Infection Flashcards
amoxicillin
Classification: Penicillin
Therapeutic use: Treats broad-spectrum infections caused by gram-positive cocci and bacilli, such as ear and throat infections and urinary tract infections, as well as gonorrhea caused by non-penicillinase-producing bacteria. The addition of clavulanic acid increases the spectrum of disorders treated by amoxicillin and its ability to kill bacteria.
cephalexin
Classification: Cephalosporins
Therapeutic use: Treats infections caused by gram-positive cocci; subsequent generations are active against gram-negative bacteria, resistant to beta-lactamase (gram-positive) bacteria, and able to penetrate cerebrospinal fluid to treat infections, such as meningitis.
aztreonam
Classification: Monobactam
Therapeutic use: Treats infections caused by gram-negative aerobic bacteria, such as lower respiratory infections, urinary tract infections, and abdominal and gynecologic infections.
imipenem
Classification: Carbapenems
Therapeutic use: Treats serious infections caused by multiple types of organisms.
vancomycin
Classification: Vancomycin
Therapeutic use: Treats severe infections, methicillin-resistant Staphylococcus aureus infections (MRSA), infections in clients who have an allergy to penicillin, and Clostridium difficile-associated diarrhea (CDAD).
telavancin
Classification: Anti-infective
Therapeutic use: Treats resistant gram-positive bacteria (MRSA), hospital-acquired bacterial pneumonia, ventilator-associated bacterial pneumonia, and complicated skin and soft-tissue infections. Performs dual actions of disrupting both cell wall synthesis and the barrier action of the bacterial cell membrane.
tetracycline
Classification: Tetracyclines
Therapeutic use: Treats chlamydia infections, mycoplasmal infections, rickettsial infections, syphilis and gram-negative infections in clients with penicillin allergy, gram-positive infections (tetanus), cholera, anthrax, and acne vulgaris (topical and oral forms).
erythromycin
Classification: Macrolides
Therapeutic use: Treats Legionnaires’ disease, cough, diphtheria, clients who are carriers of diphtheria, chlamydia infections, pneumonia, and common infections for clients who have a penicillin allergy. Ophthalmic ointment prevents eye infections in neonates.
gentamicin
Classification: Aminoglycosides
Therapeutic use: Treats gram-negative aerobic bacilli severe infections, severe infections that some gram-positive cocci cause, and a topical form is used for skin and eye infections.
linezolid
Classification: Oxazolidinones
Therapeutic use: Treats MRSA, VRE, pneumonia, and skin infections caused by gram-positive streptococcus and staphylococcus bacteria. Binds with ribosomes of bacterial cells and blocks protein synthesis.
ciprofloxacin
Classification: Fluoroquinolones
Therapeutic use: Treats a wide range of bacterial infections, including severe urinary tract disorders. Prevents anthrax (following inhalation of anthrax spores) in both adults and children.

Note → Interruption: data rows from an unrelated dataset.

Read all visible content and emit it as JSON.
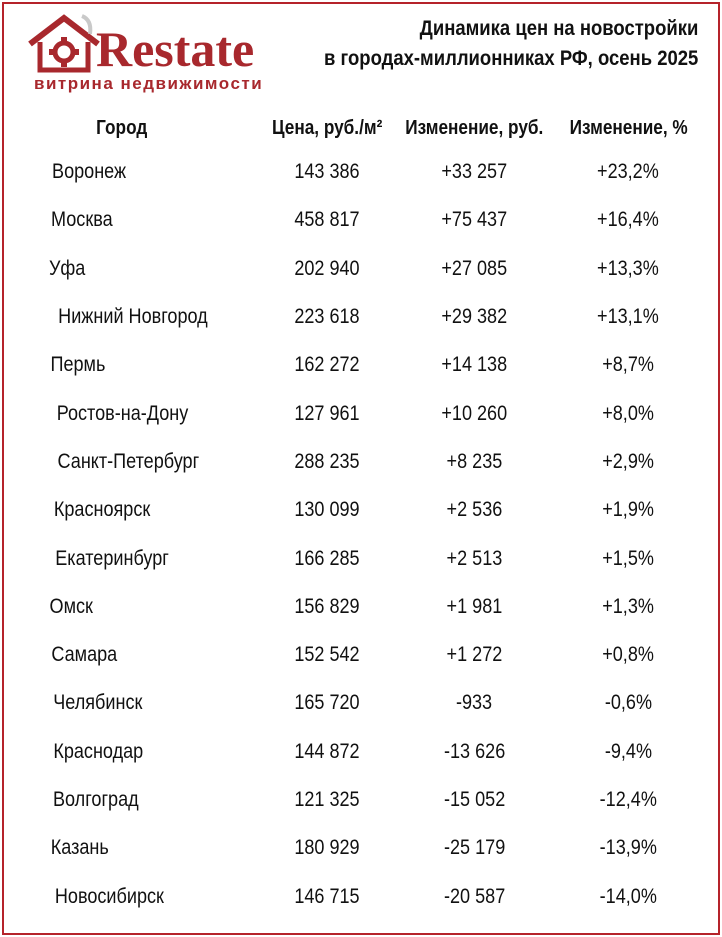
{
  "brand": {
    "name": "Restate",
    "tagline": "витрина недвижимости",
    "color": "#a8282d"
  },
  "title": {
    "line1": "Динамика цен на новостройки",
    "line2": "в городах-миллионниках РФ, осень 2025"
  },
  "table": {
    "headers": {
      "city": "Город",
      "price": "Цена, руб./м²",
      "change_rub": "Изменение, руб.",
      "change_pct": "Изменение, %"
    },
    "rows": [
      {
        "city": "Воронеж",
        "price": "143 386",
        "change_rub": "+33 257",
        "change_pct": "+23,2%"
      },
      {
        "city": "Москва",
        "price": "458 817",
        "change_rub": "+75 437",
        "change_pct": "+16,4%"
      },
      {
        "city": "Уфа",
        "price": "202 940",
        "change_rub": "+27 085",
        "change_pct": "+13,3%"
      },
      {
        "city": "Нижний Новгород",
        "price": "223 618",
        "change_rub": "+29 382",
        "change_pct": "+13,1%"
      },
      {
        "city": "Пермь",
        "price": "162 272",
        "change_rub": "+14 138",
        "change_pct": "+8,7%"
      },
      {
        "city": "Ростов-на-Дону",
        "price": "127 961",
        "change_rub": "+10 260",
        "change_pct": "+8,0%"
      },
      {
        "city": "Санкт-Петербург",
        "price": "288 235",
        "change_rub": "+8 235",
        "change_pct": "+2,9%"
      },
      {
        "city": "Красноярск",
        "price": "130 099",
        "change_rub": "+2 536",
        "change_pct": "+1,9%"
      },
      {
        "city": "Екатеринбург",
        "price": "166 285",
        "change_rub": "+2 513",
        "change_pct": "+1,5%"
      },
      {
        "city": "Омск",
        "price": "156 829",
        "change_rub": "+1 981",
        "change_pct": "+1,3%"
      },
      {
        "city": "Самара",
        "price": "152 542",
        "change_rub": "+1 272",
        "change_pct": "+0,8%"
      },
      {
        "city": "Челябинск",
        "price": "165 720",
        "change_rub": "-933",
        "change_pct": "-0,6%"
      },
      {
        "city": "Краснодар",
        "price": "144 872",
        "change_rub": "-13 626",
        "change_pct": "-9,4%"
      },
      {
        "city": "Волгоград",
        "price": "121 325",
        "change_rub": "-15 052",
        "change_pct": "-12,4%"
      },
      {
        "city": "Казань",
        "price": "180 929",
        "change_rub": "-25 179",
        "change_pct": "-13,9%"
      },
      {
        "city": "Новосибирск",
        "price": "146 715",
        "change_rub": "-20 587",
        "change_pct": "-14,0%"
      }
    ]
  }
}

trimethoprim and sulfamethoxazole
Classification: Folate antagonist, sulfonamide
Therapeutic use: Treats urinary tract infections, pneumocystis pneumonia, shigella enteritis (shigellosis, also called traveler’s diarrhea), chronic bronchitis (acute phase), and acute otitis media in children.
nitrofurantoin
Classification: Anti-infective
Therapeutic use: Treats and prevents UTIs
isoniazid
Classification: Antitubercular
Therapeutic use: Treats active tuberculosis (TB) and tuberculosis (positive TB skin test; disease not yet active).
rifampin
Classification: Rifamycins
Therapeutic use: Acts as an adjunct therapy to treat tuberculosis (TB). Effective against Neisseria meningitidis (cause of meningococcal meningitis), Legionella (responsible for Legionnaires disease) and Staphylococcus aureus. May treat leprosy and prevent Haemophilus influenzae infection.